My body has been sore since discharge, I’m assuming it’s a result of 6 weeks of inactivity. My left hand is very swollen and my right foot doesn’t seem to remember the concept of walking. I’m not allowed to take anti-inflammatories whilst on Lithium and Panadol and Panadeine do nothing at all. To top it off I dropped my car bonnet on my arm twice (don’t ask) on Sunday, giving me two large bruises.

I started out patient art therapy last week, it goes for 5 hours rather than the 1.5 we get in hospital and it was great. My other therapy group was not so great, that’s a full day on a Wednesday and I left early and really don’t want to go tomorrow. It’s supposed to be informative, but instead most of the day is spent listening to fellow group members complain, at its worst you might get half an hour about someone’s dog being sick and that making them stressed.
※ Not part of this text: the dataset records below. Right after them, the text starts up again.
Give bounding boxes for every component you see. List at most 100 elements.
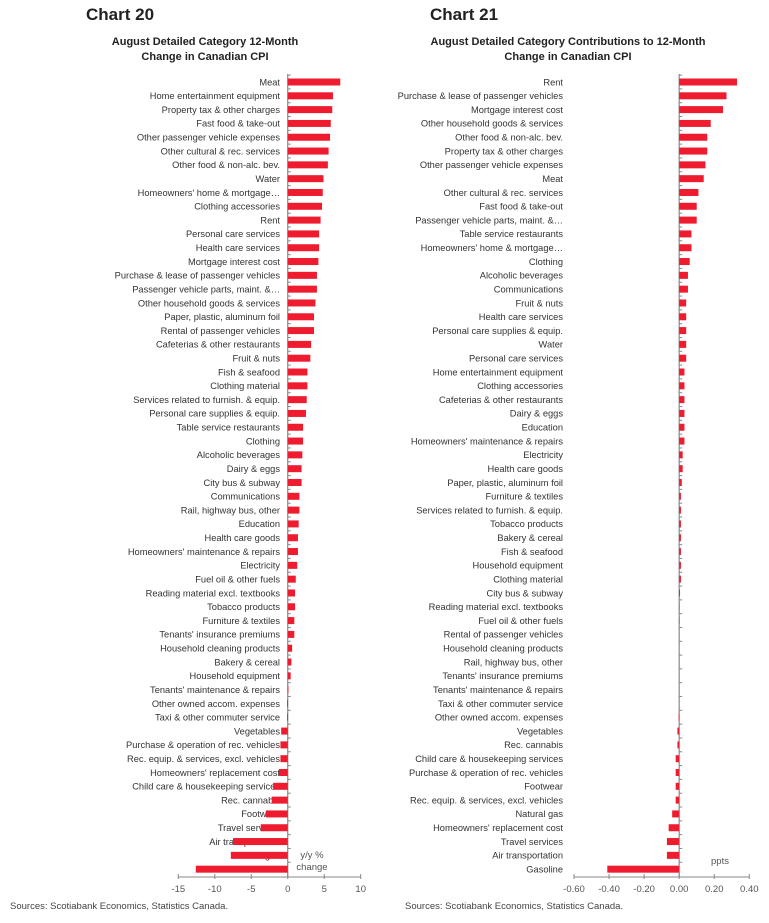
chart-20-category-label: Cafeterias & other restaurants (156, 340, 280, 350)
chart-20-bar (287, 589, 296, 597)
chart-20-bar (287, 672, 291, 680)
chart-21-category-label: Meat (542, 174, 563, 184)
chart-20-bar (233, 838, 288, 846)
chart-21-bar (679, 478, 682, 486)
chart-21-bar (677, 741, 680, 749)
chart-20-category-label: Fuel oil & other fuels (195, 574, 280, 584)
chart-20-category-label: Passenger vehicle parts, maint. &… (132, 284, 280, 294)
chart-21-bar (679, 396, 685, 404)
chart-20-category-label: Fish & seafood (218, 367, 280, 377)
chart-20-bar (280, 741, 288, 749)
chart-20-category-label: Communications (211, 492, 281, 502)
chart-21-category-label: Tenants' maintenance & repairs (433, 685, 563, 695)
chart-20-category-label: Homeowners' maintenance & repairs (128, 547, 280, 557)
chart-21-category-label: Child care & housekeeping services (415, 754, 563, 764)
chart-20-category-label: Property tax & other charges (162, 105, 281, 115)
chart-21-category-label: Taxi & other commuter service (438, 699, 563, 709)
chart-20-bar (287, 478, 302, 486)
chart-21-bar (679, 92, 727, 100)
chart-20-category-label: Table service restaurants (177, 423, 281, 433)
chart-20-category-label: Other owned accom. expenses (152, 699, 281, 709)
chart-20-category-label: Rec. equip. & services, excl. vehicles (127, 754, 280, 764)
chart-20-bar (265, 810, 288, 818)
chart-20-category-label: Education (239, 519, 280, 529)
chart-21-category-label: Personal care services (469, 354, 563, 364)
chart-20-bar (287, 382, 308, 390)
chart-21-category-label: Dairy & eggs (510, 409, 564, 419)
chart-21-category-label: Natural gas (515, 809, 563, 819)
chart-21-x-tick-label: 0.40 (740, 884, 759, 895)
chart-21-category-label: Education (522, 423, 563, 433)
chart-21-category-label: Purchase & operation of rec. vehicles (409, 768, 563, 778)
chart-20-category-label: Other passenger vehicle expenses (137, 133, 281, 143)
chart-20-bar (287, 188, 323, 196)
chart-20-category-label: Furniture & textiles (202, 616, 280, 626)
chart-20-bar (287, 161, 328, 169)
chart-20-category-label: Homeowners' home & mortgage… (138, 188, 280, 198)
chart-20-bar (271, 796, 288, 804)
chart-21-bar (679, 409, 685, 417)
chart-20-category-label: Electricity (240, 561, 280, 571)
chart-21-bar (679, 423, 685, 431)
chart-21-bar (679, 175, 704, 183)
chart-20-category-label: Purchase & operation of rec. vehicles (126, 740, 280, 750)
chart-21-bar (679, 327, 687, 335)
chart-21-bar (672, 810, 680, 818)
chart-20-category-label: Clothing (246, 436, 280, 446)
chart-21-source: Sources: Scotiabank Economics, Statistic… (405, 901, 624, 912)
chart-21-bar (679, 575, 681, 583)
chart-20-category-label: Other household goods & services (138, 298, 280, 308)
chart-21-bar (679, 354, 687, 362)
chart-20-category-label: Fast food & take-out (196, 119, 280, 129)
chart-20-category-label: Health care services (196, 243, 281, 253)
chart-21-category-label: Fast food & take-out (479, 202, 563, 212)
chart-20-bar (287, 133, 331, 141)
chart-21-category-label: Personal care supplies & equip. (432, 326, 563, 336)
chart-20-bar (287, 617, 295, 625)
chart-20-category-label: Rent (260, 215, 280, 225)
chart-21-category-label: Tenants' insurance premiums (442, 671, 563, 681)
chart-20-bar (287, 354, 311, 362)
chart-21-bar (679, 133, 708, 141)
chart-20-bar (287, 299, 316, 307)
chart-21-x-tick-label: -0.60 (563, 884, 585, 895)
chart-20-bar (287, 520, 299, 528)
chart-21-category-label: Mortgage interest cost (471, 105, 563, 115)
chart-21-title-line-1: August Detailed Category Contributions t… (430, 36, 706, 48)
chart-20-category-label: Tobacco products (207, 602, 280, 612)
chart-21-category-label: Home entertainment equipment (433, 367, 564, 377)
chart-20-category-label: Reading material excl. textbooks (146, 588, 281, 598)
chart-20-bar (287, 271, 317, 279)
chart-21-bar (679, 188, 699, 196)
chart-21-category-label: Furniture & textiles (485, 492, 563, 502)
chart-20-category-label: Water (256, 174, 280, 184)
chart-21-category-label: Health care goods (488, 464, 564, 474)
chart-20-bar (281, 727, 288, 735)
chart-21-x-tick-label: -0.40 (598, 884, 620, 895)
chart-20-x-tick-label: -5 (247, 884, 255, 895)
chart-21-bar (679, 119, 711, 127)
chart-20-bar (287, 437, 304, 445)
chart-21-bar (679, 465, 683, 473)
chart-21-bar (679, 561, 681, 569)
chart-20-bar (287, 119, 331, 127)
chart-20-bar (287, 713, 288, 721)
chart-21-category-label: Rental of passenger vehicles (444, 630, 564, 640)
chart-20-category-label: Taxi & other commuter service (155, 713, 280, 723)
chart-21-bar (679, 78, 738, 86)
chart-20-category-label: Services related to furnish. & equip. (133, 395, 280, 405)
chart-21-category-label: Footwear (524, 782, 563, 792)
chart-20-bar (287, 630, 295, 638)
chart-21-category-label: Bakery & cereal (497, 533, 563, 543)
chart-20-bar (287, 409, 306, 417)
chart-20-bar (287, 92, 333, 100)
chart-20-bar (287, 561, 298, 569)
chart-20-unit-label: change (296, 862, 327, 873)
chart-20-bar (287, 175, 324, 183)
chart-20-bar (287, 147, 329, 155)
chart-20-bar (287, 686, 289, 694)
chart-21-category-label: Property tax & other charges (445, 146, 564, 156)
chart-21-category-label: Clothing (529, 257, 563, 267)
chart-20-category-label: Travel services (218, 823, 281, 833)
chart-21-category-label: Fuel oil & other fuels (478, 616, 563, 626)
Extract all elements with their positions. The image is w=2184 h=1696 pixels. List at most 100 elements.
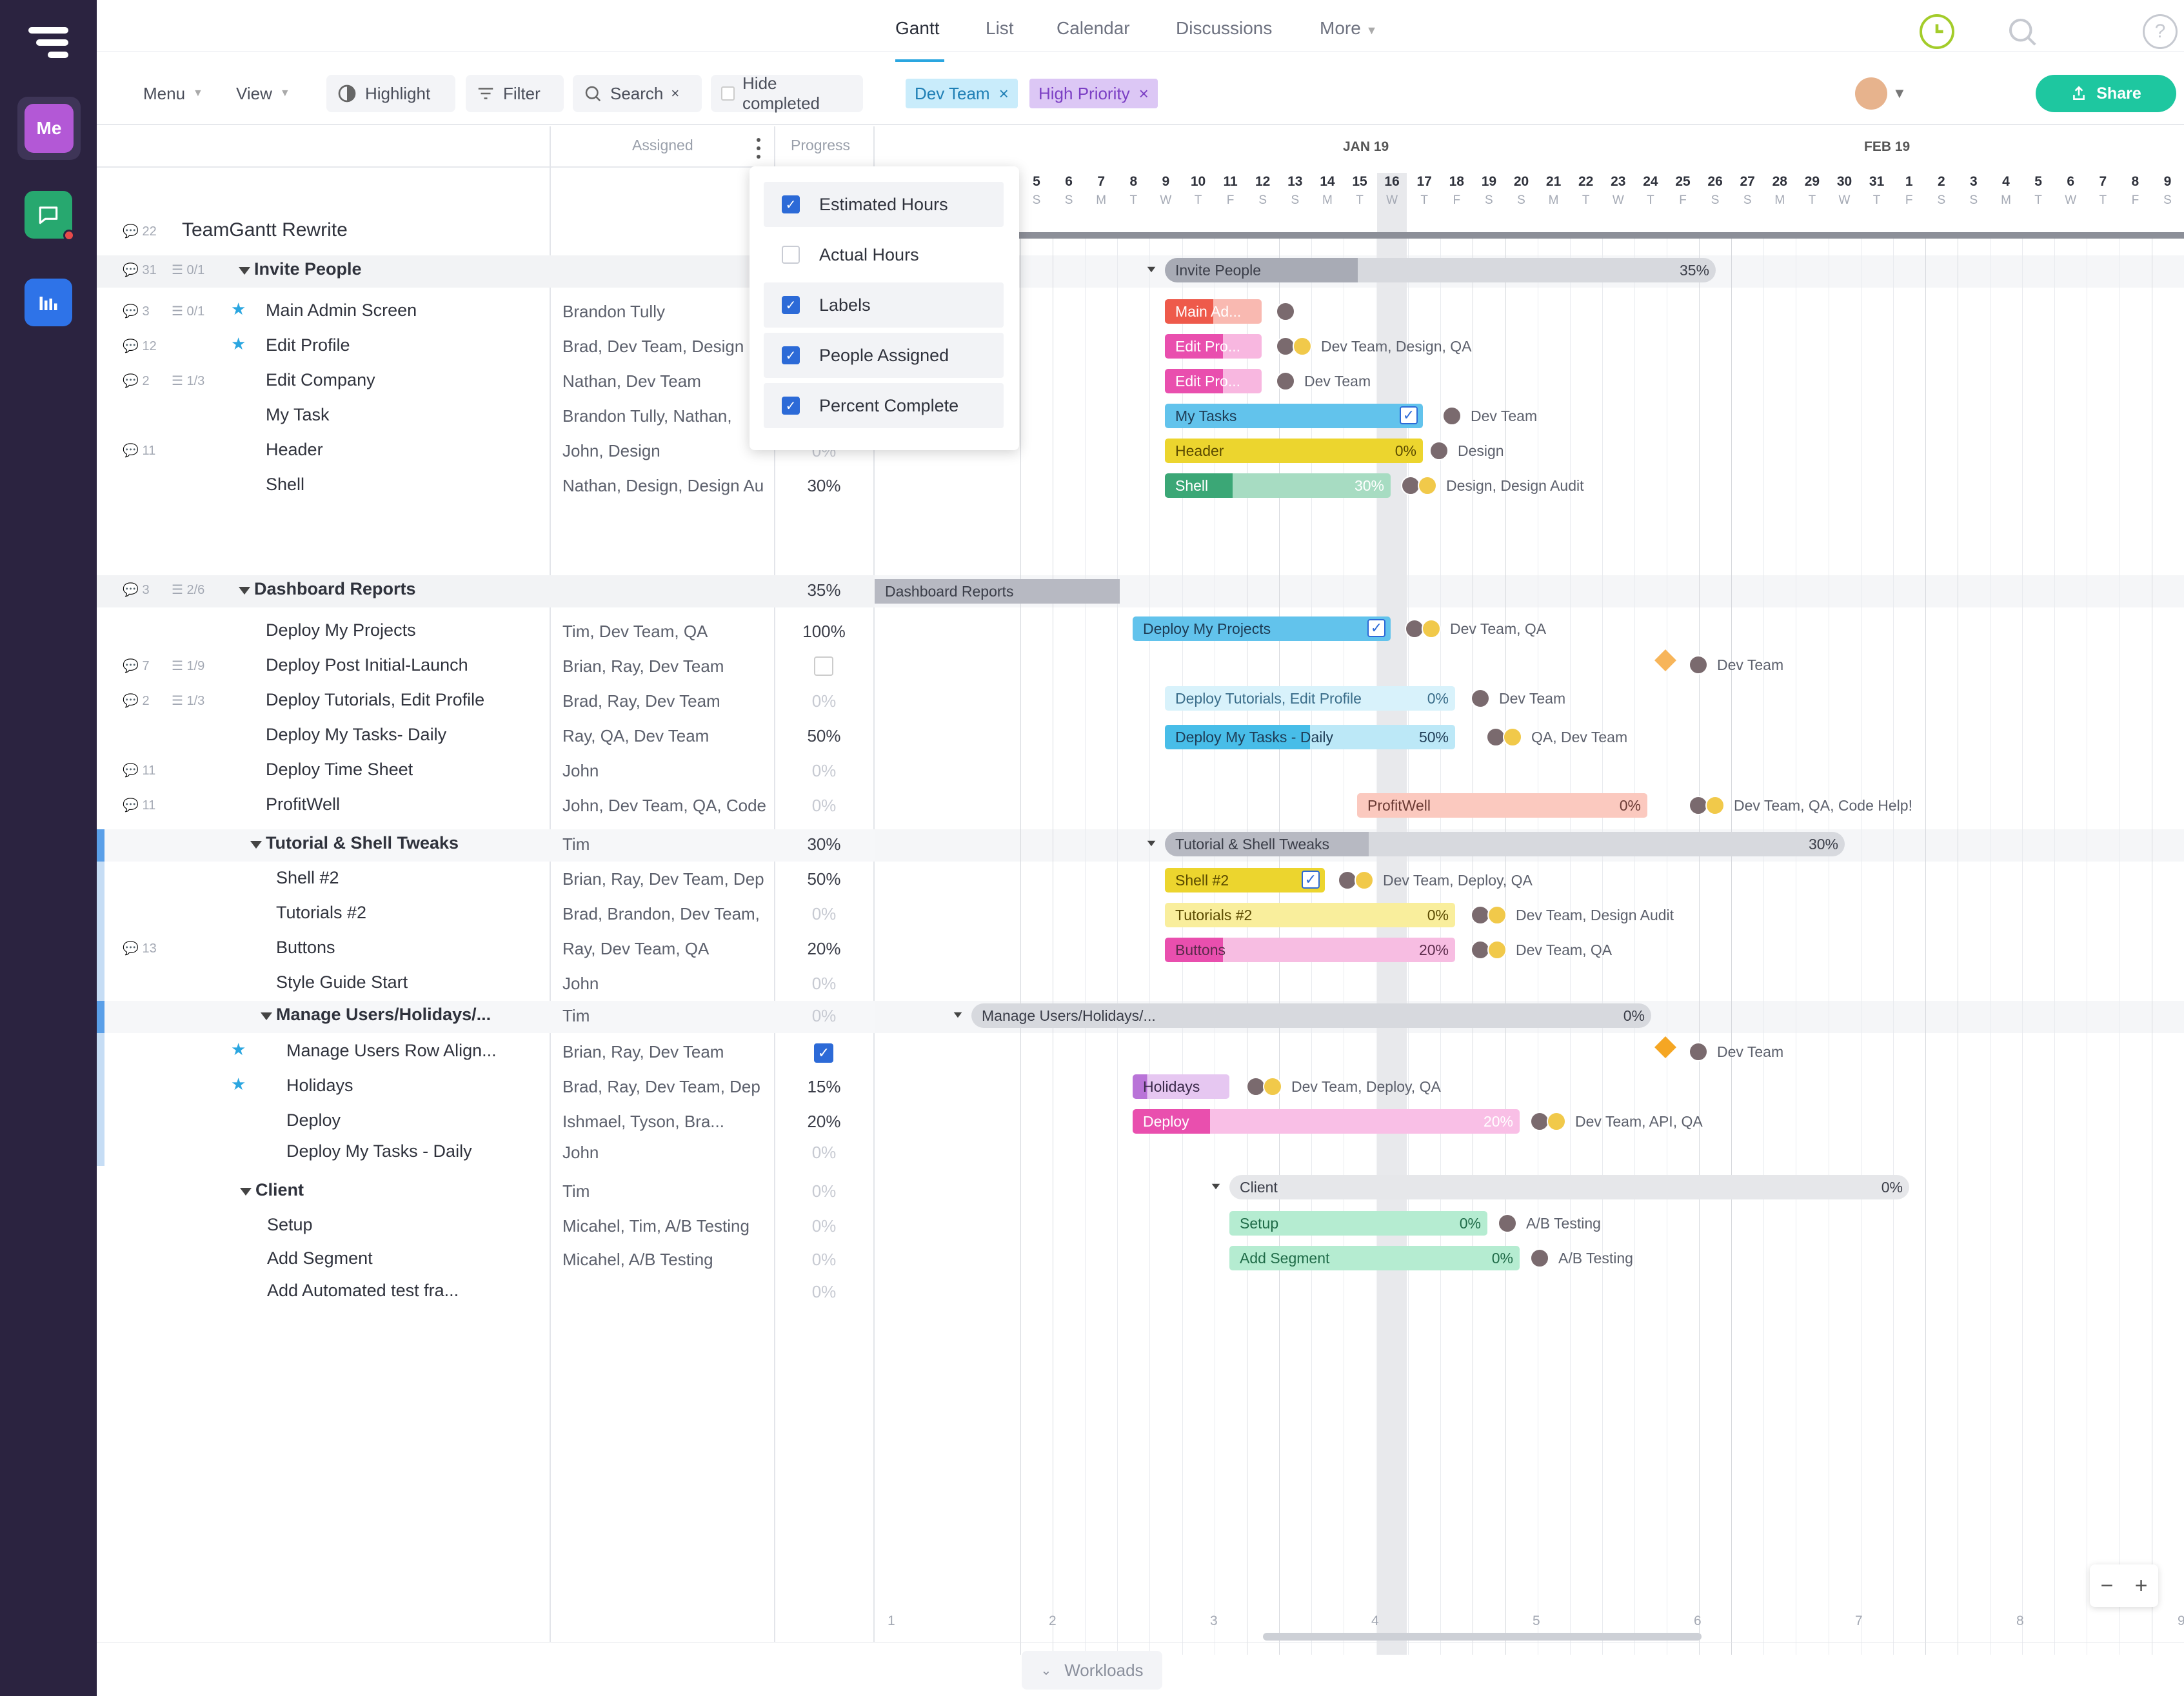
group-name[interactable]: Tutorial & Shell Tweaks bbox=[266, 833, 459, 853]
gantt-group-bar[interactable]: Client 0% bbox=[1229, 1175, 1909, 1199]
task-name[interactable]: ProfitWell bbox=[266, 794, 341, 814]
assigned-cell[interactable]: Tim, Dev Team, QA bbox=[562, 622, 708, 641]
assigned-cell[interactable]: Brian, Ray, Dev Team, Dep bbox=[562, 869, 764, 889]
progress-cell[interactable]: 100% bbox=[802, 622, 846, 641]
progress-cell[interactable]: 0% bbox=[811, 904, 837, 923]
assigned-cell[interactable]: Brad, Ray, Dev Team bbox=[562, 691, 720, 711]
task-name[interactable]: Add Segment bbox=[267, 1248, 373, 1268]
filter-chip-high-priority[interactable]: High Priority × bbox=[1029, 79, 1158, 108]
assigned-cell[interactable]: John bbox=[562, 974, 599, 993]
assignee-avatar[interactable] bbox=[1689, 655, 1708, 675]
assignee-avatar[interactable] bbox=[1429, 441, 1449, 460]
checkbox-checked-icon[interactable]: ✓ bbox=[1302, 871, 1320, 889]
progress-cell[interactable]: 0% bbox=[811, 1250, 837, 1269]
collapse-caret-icon[interactable] bbox=[1211, 1183, 1220, 1190]
column-header-progress[interactable]: Progress bbox=[791, 137, 851, 153]
column-options-icon[interactable] bbox=[753, 135, 764, 161]
checkbox-icon[interactable] bbox=[814, 656, 833, 676]
progress-cell[interactable]: 0% bbox=[811, 1006, 837, 1025]
comment-count[interactable]: 💬 11 bbox=[123, 798, 156, 813]
collapse-caret-icon[interactable] bbox=[953, 1012, 962, 1018]
comment-count[interactable]: 💬 11 bbox=[123, 444, 156, 458]
gantt-task-bar[interactable]: Tutorials #2 0% bbox=[1165, 903, 1455, 927]
collapse-caret-icon[interactable] bbox=[1147, 840, 1156, 847]
menu-dropdown[interactable]: Menu ▼ bbox=[133, 75, 213, 112]
assignee-avatar[interactable] bbox=[1487, 940, 1507, 960]
assigned-cell[interactable]: Brad, Dev Team, Design bbox=[562, 337, 744, 356]
tab-gantt[interactable]: Gantt bbox=[895, 18, 940, 38]
search-icon[interactable] bbox=[2005, 14, 2040, 49]
gantt-task-bar[interactable]: Deploy My Projects ✓ bbox=[1133, 616, 1391, 641]
assigned-cell[interactable]: Brian, Ray, Dev Team bbox=[562, 1042, 724, 1061]
collaborator-avatar[interactable] bbox=[1855, 77, 1887, 110]
gantt-task-bar[interactable]: Deploy 20% bbox=[1133, 1109, 1520, 1134]
progress-cell[interactable]: 0% bbox=[811, 1143, 837, 1162]
assignee-avatar[interactable] bbox=[1401, 476, 1420, 495]
group-name[interactable]: Invite People bbox=[254, 259, 362, 279]
assigned-cell[interactable]: Nathan, Dev Team bbox=[562, 371, 701, 391]
collapse-caret-icon[interactable] bbox=[250, 841, 262, 849]
assignee-avatar[interactable] bbox=[1355, 871, 1374, 890]
assignee-avatar[interactable] bbox=[1689, 1042, 1708, 1061]
assigned-cell[interactable]: Micahel, A/B Testing bbox=[562, 1250, 713, 1269]
task-name[interactable]: Shell #2 bbox=[276, 868, 339, 887]
progress-cell[interactable]: 35% bbox=[807, 580, 841, 600]
subtask-count[interactable]: ☰ 1/3 bbox=[172, 694, 205, 708]
task-name[interactable]: Deploy Post Initial-Launch bbox=[266, 655, 468, 675]
comment-count[interactable]: 💬 2 bbox=[123, 694, 150, 708]
zoom-in-button[interactable]: + bbox=[2134, 1573, 2148, 1598]
comment-count[interactable]: 💬 12 bbox=[123, 339, 157, 353]
assigned-cell[interactable]: Brad, Brandon, Dev Team, bbox=[562, 904, 760, 923]
assignee-avatar[interactable] bbox=[1471, 905, 1490, 925]
subtask-count[interactable]: ☰ 1/3 bbox=[172, 374, 205, 388]
close-icon[interactable]: × bbox=[998, 83, 1009, 103]
group-name[interactable]: Client bbox=[255, 1180, 304, 1199]
checkbox-checked-icon[interactable]: ✓ bbox=[814, 1043, 833, 1063]
checkbox-icon[interactable] bbox=[721, 86, 735, 101]
assigned-cell[interactable]: Ray, QA, Dev Team bbox=[562, 726, 710, 745]
tab-calendar[interactable]: Calendar bbox=[1057, 18, 1130, 38]
time-tracking-clock-icon[interactable] bbox=[1920, 14, 1954, 49]
assignee-avatar[interactable] bbox=[1498, 1214, 1517, 1233]
assignee-avatar[interactable] bbox=[1503, 727, 1522, 747]
assignee-avatar[interactable] bbox=[1547, 1112, 1566, 1131]
task-name[interactable]: Holidays bbox=[286, 1076, 353, 1095]
gantt-group-bar[interactable]: Dashboard Reports bbox=[875, 579, 1120, 604]
task-name[interactable]: Deploy Time Sheet bbox=[266, 760, 413, 779]
group-name[interactable]: Manage Users/Holidays/... bbox=[276, 1005, 491, 1024]
gantt-group-bar[interactable]: Manage Users/Holidays/... 0% bbox=[971, 1003, 1651, 1028]
subtask-count[interactable]: ☰ 1/9 bbox=[172, 659, 205, 673]
task-name[interactable]: Add Automated test fra... bbox=[267, 1281, 459, 1300]
comment-count[interactable]: 💬 3 bbox=[123, 304, 150, 319]
task-name[interactable]: Style Guide Start bbox=[276, 972, 408, 992]
assignee-avatar[interactable] bbox=[1705, 796, 1725, 815]
progress-cell[interactable]: 0% bbox=[811, 1216, 837, 1236]
assignee-avatar[interactable] bbox=[1471, 689, 1490, 708]
task-name[interactable]: Tutorials #2 bbox=[276, 903, 367, 922]
gantt-task-bar[interactable]: Shell #2 ✓ bbox=[1165, 868, 1325, 892]
subtask-count[interactable]: ☰ 0/1 bbox=[172, 263, 205, 277]
checkbox-checked-icon[interactable]: ✓ bbox=[782, 296, 800, 314]
zoom-out-button[interactable]: − bbox=[2100, 1573, 2114, 1598]
comment-count[interactable]: 💬 3 bbox=[123, 583, 150, 597]
assignee-avatar[interactable] bbox=[1487, 905, 1507, 925]
comment-count[interactable]: 💬 11 bbox=[123, 764, 156, 778]
progress-cell[interactable]: 0% bbox=[811, 1181, 837, 1201]
gantt-task-bar[interactable]: ProfitWell 0% bbox=[1357, 793, 1647, 818]
task-name[interactable]: Manage Users Row Align... bbox=[286, 1041, 497, 1060]
collapse-caret-icon[interactable] bbox=[240, 1188, 252, 1196]
gantt-task-bar[interactable]: Holidays bbox=[1133, 1074, 1229, 1099]
progress-cell[interactable]: 50% bbox=[807, 869, 841, 889]
option-labels[interactable]: ✓ Labels bbox=[764, 282, 1004, 328]
assigned-cell[interactable]: Brian, Ray, Dev Team bbox=[562, 656, 724, 676]
progress-cell[interactable]: 0% bbox=[811, 691, 837, 711]
assigned-cell[interactable]: John, Design bbox=[562, 441, 660, 460]
gantt-group-bar[interactable]: Invite People 35% bbox=[1165, 258, 1716, 282]
assignee-avatar[interactable] bbox=[1263, 1077, 1282, 1096]
task-name[interactable]: Deploy Tutorials, Edit Profile bbox=[266, 690, 485, 709]
tab-more[interactable]: More ▼ bbox=[1320, 18, 1377, 39]
progress-cell[interactable]: 30% bbox=[807, 834, 841, 854]
gantt-task-bar[interactable]: Shell 30% bbox=[1165, 473, 1391, 498]
share-button[interactable]: Share bbox=[2036, 75, 2176, 112]
progress-cell[interactable]: 15% bbox=[807, 1077, 841, 1096]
I know people need to talk about what’s going on but it’s not the right forum and the psychologists leading it do nothing to discourage it and kind of fuel it.


Abrupt ending, I don’t know what else to write and my hand hurts.

Monday, December 30, 2013

My Trip in Numbers

I arrived home from the UK this morning at 7:12. Here is the bare bones of my month away.

2 times lost but enjoying the adventure so didn’t care
2 falls
5 bruises from playing tug of war with a 58 kg dog
37 train/trams caught
9 kg gained (today begins the living off oranges diet)
88 million birthday presents
1 family Christmas
1 dad absent for Christmas
73 packets of Polo mints purchased
2 new family members met
1 child fallen in love with
1 child fallen in love with me
3 cities, but many towns visited
1 amazing day at the Tate Modern
4 beds slept in
1 piece of writing started
46 hours in the air
6 hours in Dubai
1 horse fallen in love with
0 spiders seen
3 enjoyable coffees
1 man slipped my email address to on a tram and continued to communicate with
3 times too cold and wet to enjoy self
1 time ice-skated
0 times fallen whilst ice-skating for the first time!
1kg of rice boiled into mush
$70 spent on the ingredients for my birthday cake, of which I had one (heavenly) slice
1 cat missed
3 German inspired Christmas markets visited
1 hospital trip
1.1 kg American Cream Soda (sherbet) purchased for mother
7 cups of mulled wine consumed
1 falling out of bed experience

Thursday, November 14, 2013

Discoveries Made Today (By Me)

Discoveries Made Today:

  • Valium and caffeine cancel each other out (I’m not sure to what extreme that would work).

  • Traffic is good if you leave home just before 9am, but wait 15 minutes and you hit road works.

  • I’m really assertive in my head; it doesn’t often make it to my mouth though.

  • Installing a new computer game can take hours.

  • I look good in all black with just a patch of purple on the tips of a black scarf for some contrast.

  • I can handle being in a busy shopping centre with the caffeine / lots of Valium combination.

  • I can cope with cold better than most (Australian) people – this gives me some hope for up coming UK trip. (13 days)


  • Buying the fromagerie for sale in Toorak is probably an unwise life decision when I’m in my pyjamas by 6pm.